By David Schayne
Landing in Miami airport is like landing in a foreign country. Late passenger arrivals are belted out over the loud speaker first in Spanish and then some barely recognizable form of broken English. The realization that people there have to obligation whatsoever so speak your language is a feeling usually reserved for landing in a foreign country, welcome to Miami.
The humid haze of a Miami summer heat is thick and confusing. The city is a tropical knot of confusion, but in Miami this makes sense. In its unique, complicated way, the city is unruly and antiquated. With its heyday of lavish, over the top deco buildings happening between the world wars and densely populated, high-rise condos ever since, completes the oddly dated, futuristic feel of the city
Miami can be anxiety-educing mayhem, but there’s a cure for that. Endless rows of perfectly lined pineapple trees and abandoned, sun-bleached speed boats. Biscayne National Park is filled with bird watchers, amateur fisherman, and just anyone else that welcomes salty fresh air enjoys the OCD satisfaction of cruising past perfectly lined palm tree plantations that stretch as far as you can see. Abandoned boats and jets skis spice the road between the endless rows of palm and pineapple trees and the everglades. The discarded water rides set to the maddeningly long, straight rows of palms add to the hazy fantasy that Miami never seems to escape.
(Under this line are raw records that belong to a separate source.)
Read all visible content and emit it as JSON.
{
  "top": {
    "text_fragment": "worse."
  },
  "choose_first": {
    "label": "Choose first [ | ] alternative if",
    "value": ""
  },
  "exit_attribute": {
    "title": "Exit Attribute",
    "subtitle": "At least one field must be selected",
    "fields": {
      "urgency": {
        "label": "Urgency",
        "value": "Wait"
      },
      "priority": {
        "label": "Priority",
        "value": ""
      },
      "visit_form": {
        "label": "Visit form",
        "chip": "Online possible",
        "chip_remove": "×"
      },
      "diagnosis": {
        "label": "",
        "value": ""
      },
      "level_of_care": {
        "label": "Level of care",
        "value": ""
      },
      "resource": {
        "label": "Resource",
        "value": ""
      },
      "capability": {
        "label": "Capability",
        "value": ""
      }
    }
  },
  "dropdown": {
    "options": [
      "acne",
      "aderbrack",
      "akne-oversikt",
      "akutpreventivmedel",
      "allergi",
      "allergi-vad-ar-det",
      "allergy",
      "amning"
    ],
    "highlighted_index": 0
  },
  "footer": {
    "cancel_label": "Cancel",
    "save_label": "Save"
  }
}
Miami is perfectly nonsensical and over-the-top, and somehow at once irreverent and important. It will soon helplessly give way to a rising ocean and even greedier developers moving inland, but in the meantime its people hold on to tradition in a way that isn’t possible in other cities. Its pride is only matched by its celebratory, care-free nature and perhaps the most unique megacity we have in our 50 states.